Author: Arnt Gulbrandsen Date: To: dng Subject: Re: [DNG] Detailed technical treatise of systemd
Steve Litt writes: > I'd like to discuss this. Now, after a year of thought, I still see no
> benefit to "starting servers in parallel" except for boot time.
Because you're thinking of the happy path.
Suppose you have a few dozen servers on three continents, providing a
user-facing service, using something like zk or etcd to coordinate the
servers.
Suppose further that something on the servers does five DNS lookups at
startup. On the happy path that takes 5*0.008=0.04 seconds and who cares,
but the worst case is in minutes. Say five 90-second timeouts. If things
start up serially, zk or etcd will begin to initialise about eight minutes
after the server started booting. The cluster can be without a quorum for
eight minutes, and if you're lucky that's just a horrible backlog of failed
or blocking transactions. If you're unlucky the node has been declared
unhealthy and the cluster has started copying terabytes of data in order to
restore redundancy.
For want of an X, Y. In real life ;)
BTW, systemd's approach to parallelism isn't particularly good for this
sort of service.
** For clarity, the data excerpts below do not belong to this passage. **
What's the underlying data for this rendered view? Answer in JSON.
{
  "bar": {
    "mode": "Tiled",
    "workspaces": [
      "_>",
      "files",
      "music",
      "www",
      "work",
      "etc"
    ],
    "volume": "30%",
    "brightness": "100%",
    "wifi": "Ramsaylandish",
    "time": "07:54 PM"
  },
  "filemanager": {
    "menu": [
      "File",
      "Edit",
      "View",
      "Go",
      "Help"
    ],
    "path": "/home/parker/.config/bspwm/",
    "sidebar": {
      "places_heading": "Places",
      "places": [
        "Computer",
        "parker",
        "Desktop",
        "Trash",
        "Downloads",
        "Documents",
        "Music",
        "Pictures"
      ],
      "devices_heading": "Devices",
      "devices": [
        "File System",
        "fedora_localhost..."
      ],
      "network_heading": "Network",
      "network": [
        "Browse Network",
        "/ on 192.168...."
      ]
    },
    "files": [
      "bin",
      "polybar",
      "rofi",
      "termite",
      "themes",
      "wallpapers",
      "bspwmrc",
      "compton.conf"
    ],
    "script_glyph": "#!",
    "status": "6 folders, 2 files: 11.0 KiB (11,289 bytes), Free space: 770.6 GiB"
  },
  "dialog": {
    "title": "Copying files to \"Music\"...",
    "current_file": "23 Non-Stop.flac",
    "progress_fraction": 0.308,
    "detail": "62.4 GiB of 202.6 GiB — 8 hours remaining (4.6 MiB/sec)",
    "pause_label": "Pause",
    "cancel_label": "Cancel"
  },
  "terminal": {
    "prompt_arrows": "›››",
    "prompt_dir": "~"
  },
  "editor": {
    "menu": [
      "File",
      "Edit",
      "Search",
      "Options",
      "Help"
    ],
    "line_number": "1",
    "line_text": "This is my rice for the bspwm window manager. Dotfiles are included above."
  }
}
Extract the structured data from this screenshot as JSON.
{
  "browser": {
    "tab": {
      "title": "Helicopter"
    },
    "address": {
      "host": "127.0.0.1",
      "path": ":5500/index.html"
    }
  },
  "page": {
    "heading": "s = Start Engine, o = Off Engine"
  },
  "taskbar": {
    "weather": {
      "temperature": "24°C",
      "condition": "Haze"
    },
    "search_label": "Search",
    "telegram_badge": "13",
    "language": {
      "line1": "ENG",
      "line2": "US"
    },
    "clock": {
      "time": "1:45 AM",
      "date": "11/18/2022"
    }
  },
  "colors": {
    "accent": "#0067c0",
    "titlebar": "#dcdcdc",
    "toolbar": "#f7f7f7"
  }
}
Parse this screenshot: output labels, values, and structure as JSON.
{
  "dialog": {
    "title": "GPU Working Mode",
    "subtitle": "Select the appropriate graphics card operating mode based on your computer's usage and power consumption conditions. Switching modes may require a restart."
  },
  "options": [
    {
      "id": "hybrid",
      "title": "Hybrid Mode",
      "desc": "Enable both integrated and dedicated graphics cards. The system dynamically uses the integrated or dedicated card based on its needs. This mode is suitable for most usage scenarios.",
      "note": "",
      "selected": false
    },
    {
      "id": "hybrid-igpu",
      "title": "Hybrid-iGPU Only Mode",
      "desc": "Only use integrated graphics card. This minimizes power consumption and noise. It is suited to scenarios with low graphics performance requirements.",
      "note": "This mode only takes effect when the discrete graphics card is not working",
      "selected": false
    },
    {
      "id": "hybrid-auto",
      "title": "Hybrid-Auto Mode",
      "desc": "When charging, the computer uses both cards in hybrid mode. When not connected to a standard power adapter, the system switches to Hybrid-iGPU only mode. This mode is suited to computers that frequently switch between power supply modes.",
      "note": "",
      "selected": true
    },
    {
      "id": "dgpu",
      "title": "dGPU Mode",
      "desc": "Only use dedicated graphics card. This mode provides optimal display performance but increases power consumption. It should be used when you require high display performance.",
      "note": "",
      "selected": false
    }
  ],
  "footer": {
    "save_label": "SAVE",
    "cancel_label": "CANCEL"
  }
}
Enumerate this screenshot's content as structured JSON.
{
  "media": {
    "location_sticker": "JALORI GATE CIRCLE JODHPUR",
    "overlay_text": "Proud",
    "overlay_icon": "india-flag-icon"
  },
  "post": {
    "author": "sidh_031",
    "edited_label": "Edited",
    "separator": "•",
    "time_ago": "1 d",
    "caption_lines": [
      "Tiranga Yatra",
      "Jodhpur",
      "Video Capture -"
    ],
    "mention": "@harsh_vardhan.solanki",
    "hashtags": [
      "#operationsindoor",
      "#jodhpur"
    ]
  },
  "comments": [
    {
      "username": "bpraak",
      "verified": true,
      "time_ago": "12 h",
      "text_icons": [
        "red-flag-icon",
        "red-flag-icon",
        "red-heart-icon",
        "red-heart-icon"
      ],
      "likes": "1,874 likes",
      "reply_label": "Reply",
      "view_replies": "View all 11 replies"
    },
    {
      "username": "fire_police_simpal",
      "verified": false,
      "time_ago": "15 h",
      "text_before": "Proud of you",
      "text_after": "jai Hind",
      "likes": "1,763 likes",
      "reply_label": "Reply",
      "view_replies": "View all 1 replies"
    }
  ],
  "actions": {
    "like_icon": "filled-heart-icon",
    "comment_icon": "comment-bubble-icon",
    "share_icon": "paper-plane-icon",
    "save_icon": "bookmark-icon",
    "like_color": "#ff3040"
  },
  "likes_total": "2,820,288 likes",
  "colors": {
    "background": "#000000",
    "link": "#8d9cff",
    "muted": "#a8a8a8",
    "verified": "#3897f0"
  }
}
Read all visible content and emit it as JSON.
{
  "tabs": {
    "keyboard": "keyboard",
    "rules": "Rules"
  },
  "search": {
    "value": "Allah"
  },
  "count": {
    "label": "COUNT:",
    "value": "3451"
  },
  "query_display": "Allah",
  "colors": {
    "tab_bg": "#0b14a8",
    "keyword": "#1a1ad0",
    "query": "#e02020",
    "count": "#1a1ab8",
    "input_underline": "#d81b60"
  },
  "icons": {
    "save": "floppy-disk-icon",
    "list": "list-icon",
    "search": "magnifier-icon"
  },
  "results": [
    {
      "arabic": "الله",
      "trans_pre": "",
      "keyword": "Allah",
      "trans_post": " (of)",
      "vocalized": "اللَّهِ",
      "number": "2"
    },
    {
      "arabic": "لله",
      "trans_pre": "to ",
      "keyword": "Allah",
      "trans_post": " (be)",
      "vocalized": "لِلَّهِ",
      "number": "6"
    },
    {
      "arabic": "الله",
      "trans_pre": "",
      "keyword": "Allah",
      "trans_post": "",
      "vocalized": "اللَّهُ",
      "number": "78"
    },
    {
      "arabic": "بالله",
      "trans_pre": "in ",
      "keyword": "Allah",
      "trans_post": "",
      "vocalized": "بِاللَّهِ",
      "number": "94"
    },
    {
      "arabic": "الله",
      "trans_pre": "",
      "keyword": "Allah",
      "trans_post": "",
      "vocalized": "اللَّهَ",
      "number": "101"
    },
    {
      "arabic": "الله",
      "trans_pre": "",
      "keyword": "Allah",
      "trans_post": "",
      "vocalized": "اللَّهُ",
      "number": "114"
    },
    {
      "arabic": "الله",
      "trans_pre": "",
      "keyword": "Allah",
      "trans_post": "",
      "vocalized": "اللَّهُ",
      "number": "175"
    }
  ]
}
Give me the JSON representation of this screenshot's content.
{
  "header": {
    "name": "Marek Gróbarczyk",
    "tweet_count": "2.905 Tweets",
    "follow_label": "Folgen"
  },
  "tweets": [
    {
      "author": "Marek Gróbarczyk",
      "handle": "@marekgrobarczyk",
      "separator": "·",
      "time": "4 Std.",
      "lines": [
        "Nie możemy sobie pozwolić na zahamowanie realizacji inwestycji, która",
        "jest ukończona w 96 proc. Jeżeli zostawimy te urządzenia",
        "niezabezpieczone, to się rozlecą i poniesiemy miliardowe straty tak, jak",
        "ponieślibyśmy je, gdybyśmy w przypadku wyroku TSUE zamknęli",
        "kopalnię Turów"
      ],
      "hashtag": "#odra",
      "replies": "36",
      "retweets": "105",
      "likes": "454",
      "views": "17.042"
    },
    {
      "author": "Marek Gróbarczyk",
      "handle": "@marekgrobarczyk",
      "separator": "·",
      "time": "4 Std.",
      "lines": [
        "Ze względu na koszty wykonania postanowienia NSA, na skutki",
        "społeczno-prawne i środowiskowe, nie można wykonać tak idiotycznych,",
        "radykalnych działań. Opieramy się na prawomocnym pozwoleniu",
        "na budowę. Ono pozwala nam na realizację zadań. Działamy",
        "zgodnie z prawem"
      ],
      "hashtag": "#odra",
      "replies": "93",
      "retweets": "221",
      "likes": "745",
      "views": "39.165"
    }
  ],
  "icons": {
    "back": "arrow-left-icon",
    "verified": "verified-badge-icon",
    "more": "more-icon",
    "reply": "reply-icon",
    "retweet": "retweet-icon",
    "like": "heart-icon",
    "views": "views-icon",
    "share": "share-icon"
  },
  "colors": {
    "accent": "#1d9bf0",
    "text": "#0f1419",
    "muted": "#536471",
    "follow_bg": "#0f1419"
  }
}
Parallelism is good, but not just any kind. Systemd thinks
it can start services according to a DAG, but in reality that DAG is not
knowable on any single host. For example: Service X on nodes 1-A8 needs
service Y, which runs on nodes 3-5 and 12-15 today. The only sensible
approach is to start everything and require that all services behave
robustly when a dependency isn't ready.